An app is promiscuous when it is as, or more concerned with it’s own viability than that of any platform it runs on. Examples of promiscuous apps? Angry Birds of course, but the Amazon Kindle Reader is probably the front-runner here. Though they make their own platform, the Kindle Reader has little shame, and will (luckily for content owners) run on almost any device. This compared to the iBooks app, which is so locked down, you can only read iBookstore content on handheld iOS devices. Other promiscuous apps? Netflix, Hulu, key video content providers, the NY Times, USA Today, etc. The amusing thing about almost all of these apps? They are literally about getting as many eyes as possible on content as possible.

To that end, a ton of the apps that have come into the Windows Store over the last week are just promiscuous apps. I’m not seeing stellar apps that are platform exclusives, and more importantly, I’m seeing a dearth of, well, productivity apps. I guess it’s only fair, right? Microsoft themselves said that writing productivity apps in WinRT is hard. Well, they didn’t say it was hard, they just didn’t bring Office over to the WinRT world. To be fair, it is going to be a ton of work to reproduce the productivity value of Office in a TDLFKAM world. A ton of work. I’ll write another post on this soon.

The other issue at this point is still a lack of some essential promiscuous apps. While Twitter surprised many (even seeming to surprise Ballmer during the Build keynote) by announcing they would create a distinct Twitter app for Windows 8. This is even more interesting given that Twitter recently killed Twitter for the Mac. Well, not technically killed – more created a zombie. While Twitter has promised a Windows Store app, Facebook and Microsoft are seemingly locked in a public “he said/she said” debate.

But I think the lack of apps that really help drive the plaform – hero games or hero applications, is a problem. We need to see more developers really taking chances with the Windows 8 platform, and finding things that you can do on Windows 8 and Windows RT that you can’t do easily on the iPad. (Do I know what these things are? No.)

It’s great to have the promiscuous titles, as it gives an air of familiarity to Windows RT and Windows 8 that users with earlier smartphones or tablets might expect to be there. But the hero titles are what pull people to the platform, and can help it grow and succeed – even if those hero titles shift to support other platforms in time too.
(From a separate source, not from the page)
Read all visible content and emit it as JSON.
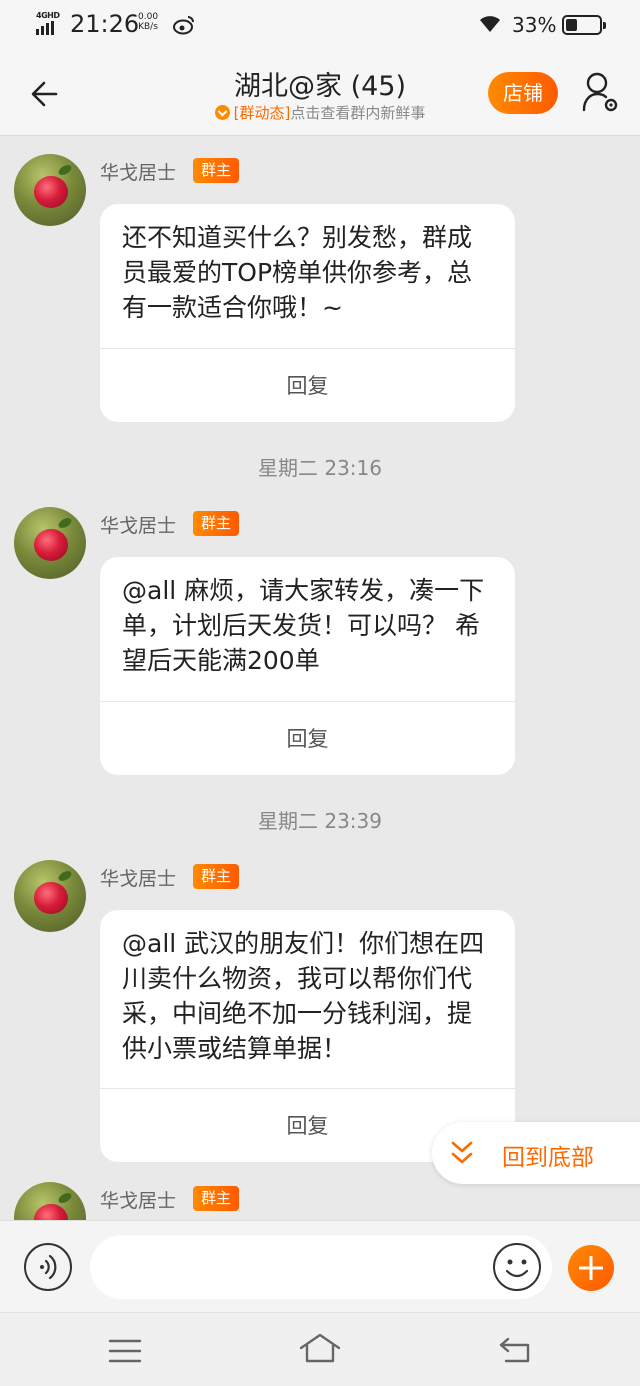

Update: A friend on Twitter pointed out, and he is correct, that Angry Birds wasn’t available until 2010, almost two years after the App Store debuted. So, my bad – it was a horrible example to use as a hero app – since it wasn’t even on iOS first, I believe it was on Facebook first. Apologies. Doodle Jump, Enigmo (and many of the Pangea titles, some of which were featured in the first Apple App Store commercials) are still good examples. Some comments below have pointed out that the platform will sell, which will bring app developers. This is definitely possible – it depends on how much the platform itself+the suite of “everywhere” apps, and the growing list of platform unique apps all appeal to them. The iPhone and iPad both benefited from a first-mover advantage, where the devices themselves motivated sellers before their app stores were even fully stocked. Trouble with a first-mover advantage is, it’s not usually available if you’re not the first mover, which, depending on how you look at Windows 8/Windows RT, Microsoft may or may not be the first mover. Regardless, there are a ton of dynamics at play here that really nobody can predict. It will be a fascinating holiday season to watch, and I look forward to seeing in the new year how Windows 8 and the Surface RT (and other Windows RT devices) have sold, and how well the Windows Store is stocked with titles that draw consumers. Again, apologies for the misstatement – and thanks for reading.